Elementary functions

Using the interactive system, let us define the square function and the recursive factorial function. Then, let us apply these functions to sample values:

        Objective Caml version 3.07+2

let square x = x * x;;
val square : int -> int = <fun>
let rec fact x =
  if x <= 1 then 1 else x * fact (x - 1);;
val fact : int -> int = <fun>
fact 5;;
- : int = 120
square 120;;
- : int = 14400

Automatic memory management

All allocation and deallocation operations are fully automatic. For example, let us consider simply linked lists.

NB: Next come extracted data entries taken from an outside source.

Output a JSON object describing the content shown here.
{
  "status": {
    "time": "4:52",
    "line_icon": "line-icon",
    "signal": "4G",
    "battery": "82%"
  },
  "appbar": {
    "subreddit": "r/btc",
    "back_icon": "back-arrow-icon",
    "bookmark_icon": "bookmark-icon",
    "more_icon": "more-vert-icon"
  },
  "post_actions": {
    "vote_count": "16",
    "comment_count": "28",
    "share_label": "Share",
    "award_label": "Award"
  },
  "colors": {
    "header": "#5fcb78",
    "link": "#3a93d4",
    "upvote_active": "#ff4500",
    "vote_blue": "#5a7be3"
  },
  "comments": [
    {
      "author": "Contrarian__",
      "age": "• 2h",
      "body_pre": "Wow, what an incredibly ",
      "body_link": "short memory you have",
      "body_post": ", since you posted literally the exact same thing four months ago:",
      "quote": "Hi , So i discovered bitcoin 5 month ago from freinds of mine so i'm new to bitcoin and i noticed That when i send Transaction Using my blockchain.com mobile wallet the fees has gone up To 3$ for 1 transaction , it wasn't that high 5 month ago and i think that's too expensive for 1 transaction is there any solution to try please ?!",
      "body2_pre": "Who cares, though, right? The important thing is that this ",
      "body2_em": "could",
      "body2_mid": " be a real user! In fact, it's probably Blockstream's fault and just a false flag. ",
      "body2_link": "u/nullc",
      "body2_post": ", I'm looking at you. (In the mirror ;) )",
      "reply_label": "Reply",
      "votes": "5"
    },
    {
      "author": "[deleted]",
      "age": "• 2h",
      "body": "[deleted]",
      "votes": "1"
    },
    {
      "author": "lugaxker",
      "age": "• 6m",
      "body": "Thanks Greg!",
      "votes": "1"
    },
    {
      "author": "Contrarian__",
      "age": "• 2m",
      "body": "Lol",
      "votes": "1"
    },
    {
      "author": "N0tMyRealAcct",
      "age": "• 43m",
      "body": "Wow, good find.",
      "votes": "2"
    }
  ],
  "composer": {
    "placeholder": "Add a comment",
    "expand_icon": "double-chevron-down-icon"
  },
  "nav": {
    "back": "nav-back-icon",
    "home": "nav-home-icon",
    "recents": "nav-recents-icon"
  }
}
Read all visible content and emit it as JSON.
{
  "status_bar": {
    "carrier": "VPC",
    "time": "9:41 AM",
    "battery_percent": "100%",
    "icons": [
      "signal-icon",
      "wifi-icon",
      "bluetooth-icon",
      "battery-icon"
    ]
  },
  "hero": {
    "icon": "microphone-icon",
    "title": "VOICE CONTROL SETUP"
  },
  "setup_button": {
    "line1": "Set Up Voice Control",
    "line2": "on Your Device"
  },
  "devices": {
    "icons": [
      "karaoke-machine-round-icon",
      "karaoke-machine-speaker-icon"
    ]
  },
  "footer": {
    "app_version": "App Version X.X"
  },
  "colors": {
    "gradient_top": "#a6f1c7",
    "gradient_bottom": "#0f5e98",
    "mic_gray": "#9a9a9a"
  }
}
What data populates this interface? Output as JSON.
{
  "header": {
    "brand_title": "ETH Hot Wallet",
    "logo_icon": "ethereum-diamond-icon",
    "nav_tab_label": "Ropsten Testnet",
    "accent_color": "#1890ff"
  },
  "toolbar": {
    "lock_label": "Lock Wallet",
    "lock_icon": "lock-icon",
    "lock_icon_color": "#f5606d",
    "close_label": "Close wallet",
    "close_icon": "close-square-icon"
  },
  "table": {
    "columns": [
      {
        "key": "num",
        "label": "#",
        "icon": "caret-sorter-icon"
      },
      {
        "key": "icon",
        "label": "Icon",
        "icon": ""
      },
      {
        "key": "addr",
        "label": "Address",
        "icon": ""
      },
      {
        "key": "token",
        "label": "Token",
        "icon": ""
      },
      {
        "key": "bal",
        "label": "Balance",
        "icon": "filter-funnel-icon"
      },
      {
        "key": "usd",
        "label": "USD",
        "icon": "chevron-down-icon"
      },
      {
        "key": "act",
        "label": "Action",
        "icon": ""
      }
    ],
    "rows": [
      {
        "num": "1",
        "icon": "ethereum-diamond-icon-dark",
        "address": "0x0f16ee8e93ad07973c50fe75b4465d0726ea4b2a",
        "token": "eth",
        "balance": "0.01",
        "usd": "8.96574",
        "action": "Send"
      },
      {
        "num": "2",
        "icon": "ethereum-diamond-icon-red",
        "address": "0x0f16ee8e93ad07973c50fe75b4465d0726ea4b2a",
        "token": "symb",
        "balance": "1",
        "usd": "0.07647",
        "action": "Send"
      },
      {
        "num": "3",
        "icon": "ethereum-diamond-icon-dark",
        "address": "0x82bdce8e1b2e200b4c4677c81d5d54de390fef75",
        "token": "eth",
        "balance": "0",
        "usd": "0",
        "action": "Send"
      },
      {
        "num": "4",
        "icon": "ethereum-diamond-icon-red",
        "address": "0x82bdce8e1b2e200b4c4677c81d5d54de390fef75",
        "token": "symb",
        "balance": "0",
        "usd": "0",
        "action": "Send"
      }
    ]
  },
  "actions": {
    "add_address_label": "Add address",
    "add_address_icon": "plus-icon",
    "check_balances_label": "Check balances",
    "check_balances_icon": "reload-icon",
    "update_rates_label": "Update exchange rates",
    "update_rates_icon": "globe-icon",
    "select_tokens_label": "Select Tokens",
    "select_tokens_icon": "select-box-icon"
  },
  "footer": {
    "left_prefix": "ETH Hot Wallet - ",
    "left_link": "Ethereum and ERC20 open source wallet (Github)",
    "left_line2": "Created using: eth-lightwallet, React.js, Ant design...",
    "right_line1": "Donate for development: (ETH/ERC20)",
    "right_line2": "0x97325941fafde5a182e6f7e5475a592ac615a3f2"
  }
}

Lists are predefined in Caml. The empty list is written []. The constructor that allows prepending an element to a list is written :: (in infix form).

let l = 1 :: 2 :: 3 :: [];;
val l : int list = [1; 2; 3]
[1; 2; 3];;
- : int list = [1; 2; 3]
5 :: l;;
- : int list = [5; 1; 2; 3]

Polymorphism: sorting lists

Insertion sort is defined using two recursive functions.

let rec sort = function
  | [] -> []
  | x :: l -> insert x (sort l)

and insert elem = function
  | [] -> [elem]
  | x :: l -> 
      if elem < x then elem :: x :: l else x :: insert elem l;;
val sort : 'a list -> 'a list = <fun>
val insert : 'a -> 'a list -> 'a list = <fun>

Note that the type of the list elements remains unspecified: it is represented by a type variable 'a. Thus, sort can be applied both to a list of integers and to a list of strings.

sort [2; 1; 0];;
- : int list = [0; 1; 2]
sort ["yes"; "ok"; "sure"; "ya"; "yep"];;
- : string list = ["ok"; "sure"; "ya"; "yep"; "yes"]

Imperative features

Let us encode polynomials as arrays of integer coefficients. Then, to add two polynomials, we first allocate the result array, then fill its slots using two successive for loops.

let add_polynom p1 p2 =
  let n1 = Array.length p1
  and n2 = Array.length p2 in
  let result = Array.create (max n1 n2) 0 in
  for i = 0 to n1 - 1 do result.(i) <- p1.(i) done;
  for i = 0 to n2 - 1 do result.(i) <- result.(i) + p2.(i) done;
  result;;
val add_polynom : int array -> int array -> int array
add_polynom [| 1; 2 |] [| 1; 2; 3 |];;
- : int array = [|2; 4; 3|]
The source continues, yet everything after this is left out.